Necessarily that's more or less how things work. That is, one can't expect developments in the computer area to not be matched with more complexity. But the question remains if is there any effort to reduce the entropy. My personal answer is no. On the contrary, I think operating systems the likes of Windows are making things exceedingly complicated by blindly following the marketing pattern of "make it simple to use". The bubble will burst one day if it keeps moving this way. Bill Gates himself admitted Vista should have been given more thought. What's extraordinary, he did it before launch day.

...

My opinion, and to finalize, operating systems security features should be made at its core as architectural features (for instance root on Linux). Any security features implemented at the UI level should reflect these core features and no more. Anything else being implemented at the UI level are usually nothing more than band aids meant to address an incomplete architecture. This isn't necessarily bad, but should be instead addressed either by 3rd party tools or OS tools that stay out of the way unless the user turns them on.

Microsoft Windows has a long standing record of insecure features and insecure all around demeanor. Some well deserved, but most not really. Regardless, the thought of Windows being an insecure operating system has been popularized since maybe Windows 95 and yet it didn't stop it from remaining the most popular operating system and keep increasing its quota and sales.

Will this change of heart change things? It definitely has for me since I lost all interest in Windows after around 20 years (I've arrived a little later in the scene Bubba, around 3.something) of using it, and have changed to Linux. The reason I'm writing this on Windows still is merely because a) Windows XP is still being supported until 2010 and b) I'm still in the process of switching from Visual Studio C++ and don't wish to throw away the considerable investment I made in C++ windows development applications in the past couple years.

But all in all, I do everything else in Linux and am loving in it what I learned to love in Windows.

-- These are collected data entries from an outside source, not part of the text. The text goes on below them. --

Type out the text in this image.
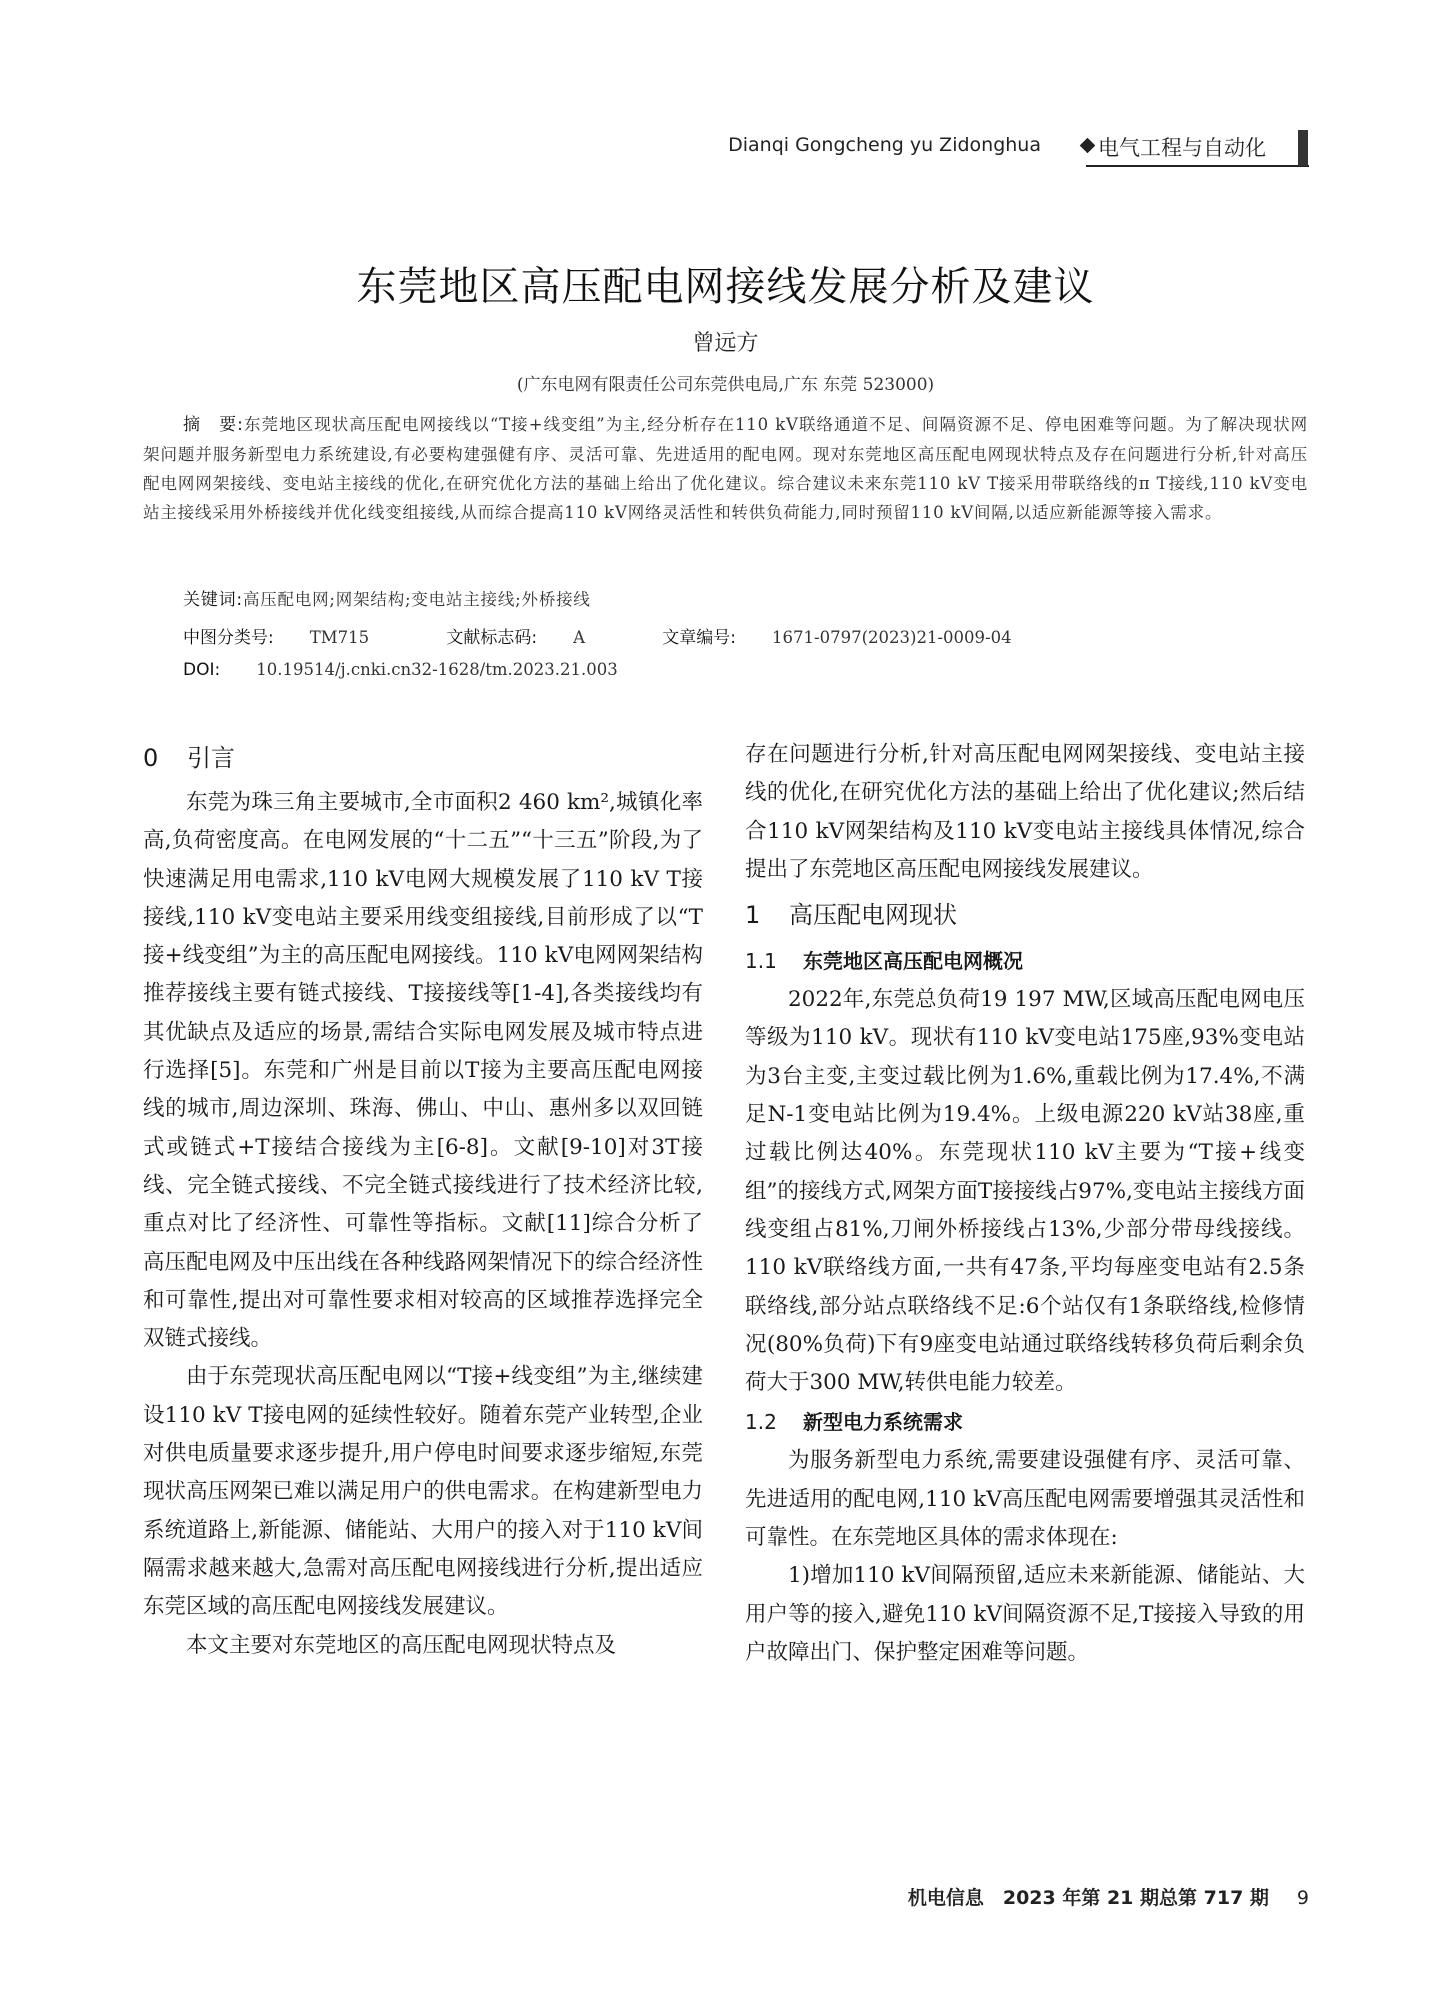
Dianqi Gongcheng yu Zidonghua	电气工程与自动化
东莞地区高压配电网接线发展分析及建议
曾远方
(广东电网有限责任公司东莞供电局,广东 东莞 523000)
摘　要:东莞地区现状高压配电网接线以“T接+线变组”为主,经分析存在110 kV联络通道不足、间隔资源不足、停电困难等问题。为了解决现状网架问题并服务新型电力系统建设,有必要构建强健有序、灵活可靠、先进适用的配电网。现对东莞地区高压配电网现状特点及存在问题进行分析,针对高压配电网网架接线、变电站主接线的优化,在研究优化方法的基础上给出了优化建议。综合建议未来东莞110 kV T接采用带联络线的π T接线,110 kV变电站主接线采用外桥接线并优化线变组接线,从而综合提高110 kV网络灵活性和转供负荷能力,同时预留110 kV间隔,以适应新能源等接入需求。
关键词:高压配电网;网架结构;变电站主接线;外桥接线
中图分类号: TM715	文献标志码: A	文章编号: 1671-0797(2023)21-0009-04
DOI: 10.19514/j.cnki.cn32-1628/tm.2023.21.003
0 引言

东莞为珠三角主要城市,全市面积2 460 km²,城镇化率高,负荷密度高。在电网发展的“十二五”“十三五”阶段,为了快速满足用电需求,110 kV电网大规模发展了110 kV T接接线,110 kV变电站主要采用线变组接线,目前形成了以“T接+线变组”为主的高压配电网接线。110 kV电网网架结构推荐接线主要有链式接线、T接接线等[1-4],各类接线均有其优缺点及适应的场景,需结合实际电网发展及城市特点进行选择[5]。东莞和广州是目前以T接为主要高压配电网接线的城市,周边深圳、珠海、佛山、中山、惠州多以双回链式或链式+T接结合接线为主[6-8]。文献[9-10]对3T接线、完全链式接线、不完全链式接线进行了技术经济比较,重点对比了经济性、可靠性等指标。文献[11]综合分析了高压配电网及中压出线在各种线路网架情况下的综合经济性和可靠性,提出对可靠性要求相对较高的区域推荐选择完全双链式接线。

由于东莞现状高压配电网以“T接+线变组”为主,继续建设110 kV T接电网的延续性较好。随着东莞产业转型,企业对供电质量要求逐步提升,用户停电时间要求逐步缩短,东莞现状高压网架已难以满足用户的供电需求。在构建新型电力系统道路上,新能源、储能站、大用户的接入对于110 kV间隔需求越来越大,急需对高压配电网接线进行分析,提出适应东莞区域的高压配电网接线发展建议。

本文主要对东莞地区的高压配电网现状特点及

存在问题进行分析,针对高压配电网网架接线、变电站主接线的优化,在研究优化方法的基础上给出了优化建议;然后结合110 kV网架结构及110 kV变电站主接线具体情况,综合提出了东莞地区高压配电网接线发展建议。

1 高压配电网现状
1.1 东莞地区高压配电网概况

2022年,东莞总负荷19 197 MW,区域高压配电网电压等级为110 kV。现状有110 kV变电站175座,93%变电站为3台主变,主变过载比例为1.6%,重载比例为17.4%,不满足N-1变电站比例为19.4%。上级电源220 kV站38座,重过载比例达40%。东莞现状110 kV主要为“T接+线变组”的接线方式,网架方面T接接线占97%,变电站主接线方面线变组占81%,刀闸外桥接线占13%,少部分带母线接线。110 kV联络线方面,一共有47条,平均每座变电站有2.5条联络线,部分站点联络线不足:6个站仅有1条联络线,检修情况(80%负荷)下有9座变电站通过联络线转移负荷后剩余负荷大于300 MW,转供电能力较差。

1.2 新型电力系统需求

为服务新型电力系统,需要建设强健有序、灵活可靠、先进适用的配电网,110 kV高压配电网需要增强其灵活性和可靠性。在东莞地区具体的需求体现在:

1)增加110 kV间隔预留,适应未来新能源、储能站、大用户等的接入,避免110 kV间隔资源不足,T接接入导致的用户故障出门、保护整定困难等问题。

机电信息　2023 年第 21 期总第 717 期 9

I.e. It doesn't try to get in my way.

Originally Posted by cyberfish

I like the nice core and UI separation in Linux. All the UI stuff are just graphical wrappers around lower level stuff (eg, gksudo for sudo, iptables has several GUI frontends, file permissions can be changed in Nautilus, etc). In a sense, UI stuff is bound by lower level security features (the user priv system, sudo, etc). That makes the task of securing the OS easier. They only need to make sure the system is secure at the core level, as what one can do with UI is strictly a subset of what one can do at any lower level. There's a nice hierarchy here, and only the base needs to be secured.

Can you list something in Windows (NT and up) that had security only in the UI layer and not in the core ? Because this concept is great, but not unique to Linux.